International Conference, Trier University, 11-13 September 2019
PD Dr. Eva Bischoff & Dr. Eric Burkart
- PD Dr. Eva Bischoff (Internationale Geschichte, Universität Trier)
- Dr. Eric Burkart (Mittelalterliche Geschichte, Universität Trier)
- Prof. Dr. Paul Bowman (Cultural Studies, Cardiff University, UK)
- Prof. Dr. Greg Downey (Anthropology, Macquarie University Sydney, AUS)
- Dr. Daniel Jaquet (Mittelalterliche Geschichte, Universität Bern / Militärhistorisches Museum Château de Morges, CH)
- Dr. Romana Kaske (Germanistik, Ludwig-Maximilians-Universität München)
- Dr. Ben Spatz (Drama, Theatre and Performance, Huddersfield, UK)
- Prof. Dr. Dr. Mario Staller (Psychologie/Polizei, Fachhochschule für öffentliche Verwaltung des Landes Nordrhein-Westfalen)
- Dr. Sixt Wetzler (Deutsches Klingenmuseum Solingen)
Fighting as a social practice and as a mode of interpersonal interaction is omnipresent in historical tradition. In addition to various forms of violent confrontation, normed forms of fighting as well as friendly fighting competitions can be observed throughout the ages. They were (and still are) part of a recreational and sports culture, have contributed to the creation of communities and are part of the articulation of gendered identities and the representation of social status. Nevertheless, fighting has yet to be examined in an overarching, systematic and historical perspective. So far, scholarly discourse has treated fighting practices in a compartmentalized way: as a means to resolve conflicts (political history), as an expression of violence (research in the history of violence and crime, sociology of violence), as an object of military history or sports science, and as a specialized topic examining concrete historical contexts (e.g. medieval judicial duels, tournaments, and fencing schools, early modern duels). This sectoral separation, usually associated with a categorical differentiation between violent and normative / playful forms of fighting, prohibits a systematic reconstruction of the entangled history of the transfer of knowledge and bodily practices.
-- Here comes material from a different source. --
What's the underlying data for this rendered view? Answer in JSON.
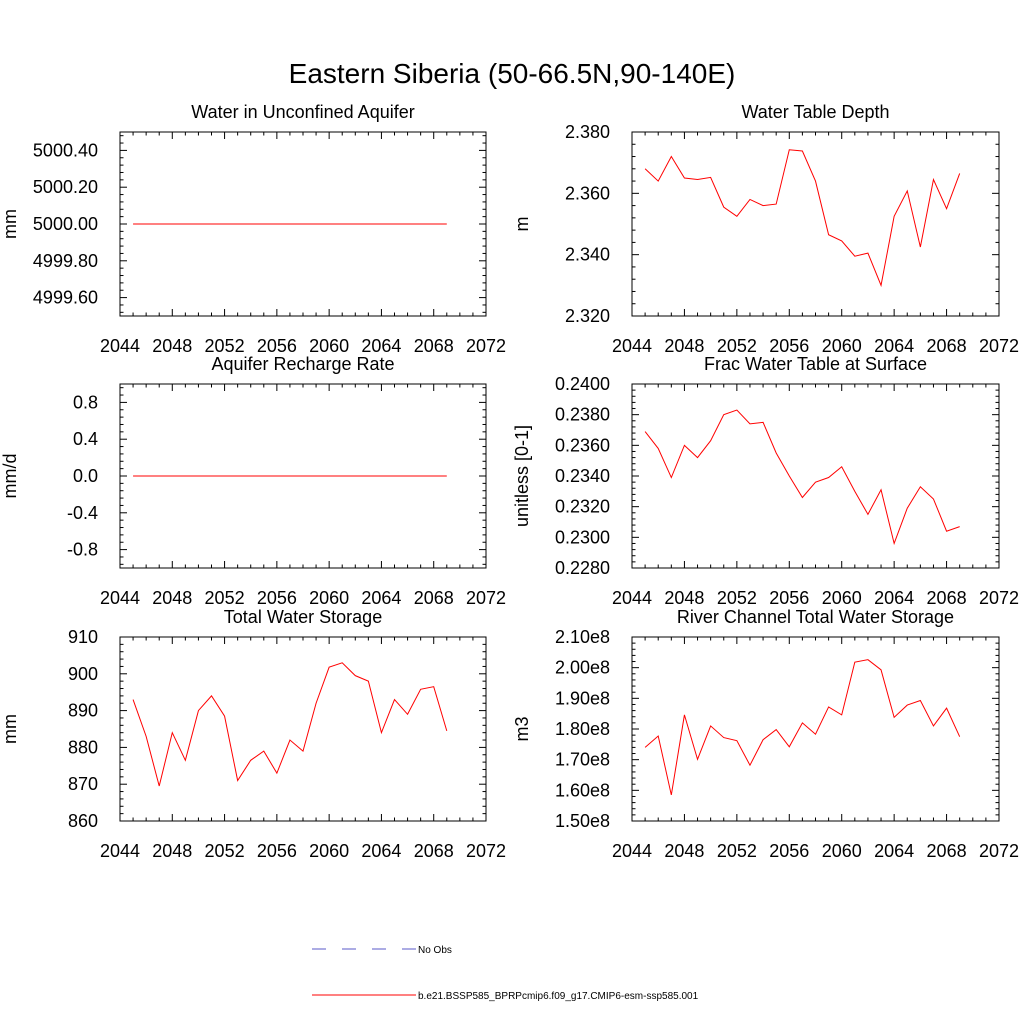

This conference, by contrast, focuses on the structural similarities, knowledge systems and discourses as well as the material foundations of fighting practices. “Fighting”, in this context, is understood literally, without any metaphorical connotation, as a tangible confrontation between human actors. As such, fighting permeates all strata of society as a historically and culturally variable practice and experience. It is a polysemic phenomenon and takes various forms. The conference’s objective is to explore its dimensions in a historical perspective, to test different methodological approaches across epochs and to define common areas of interest for future research.
To achieve this goal, three analytical perspectives will be linked: Firstly, the praxeological perspective, which aims at reconstructing fighting practices in terms of their framework (persons involved, modalities, contemporary norms and sanctions), investigating how these practices were symbolically charged and reconstructing their significance in processes of social stratification. Secondly, the conference will question the topic from the perspective of the history of knowledge, tracing the resources and reservoirs of knowledges on combat. Thirdly, it will adopt a perspective developed to investigate the history of the body, asking what kind of physicalities were created by fighting practices (embodiment of knowledge).
The human body stands at the nexus of all three perspectives. It represents the conditio sine qua non of combative interaction. Its materiality determines the vulnerability of every body as well as its potential to mete out pain and violence onto others (Sofsky 2005). This materiality of human existence renders struggle and violence into a resource, which in principle is available to every individual. Yet the productivity of fighting (knowledge and practices) can only be understood fully by going beyond a narrow conception of fighting as a phenomenon of violence or violentia. Instead, the productivity of this corporeal practice has to be taken into account as well. To capture this characteristic, we employ a conceptual framework developed in feminist theory, gender and queer studies (Braidotti 2002, Ahmed 2008, Netzwerk Körper in den Kulturwissenschaften 2012) and consider the human body as a cultural artifact, articulated through the complex interaction of physical structure (heredity, abilities), social practices, and corporeal knowledge. In line with current sociological accounts coming from the field of theatre and performance studies, techniques are understood as "transmissible and repeatable
knowledge of relatively reliable possibilities afforded by human embodiment" (Spatz 2015) and thus conceived as a form of knowledge which affects and structures individual bodies, but also spreads from one body to another.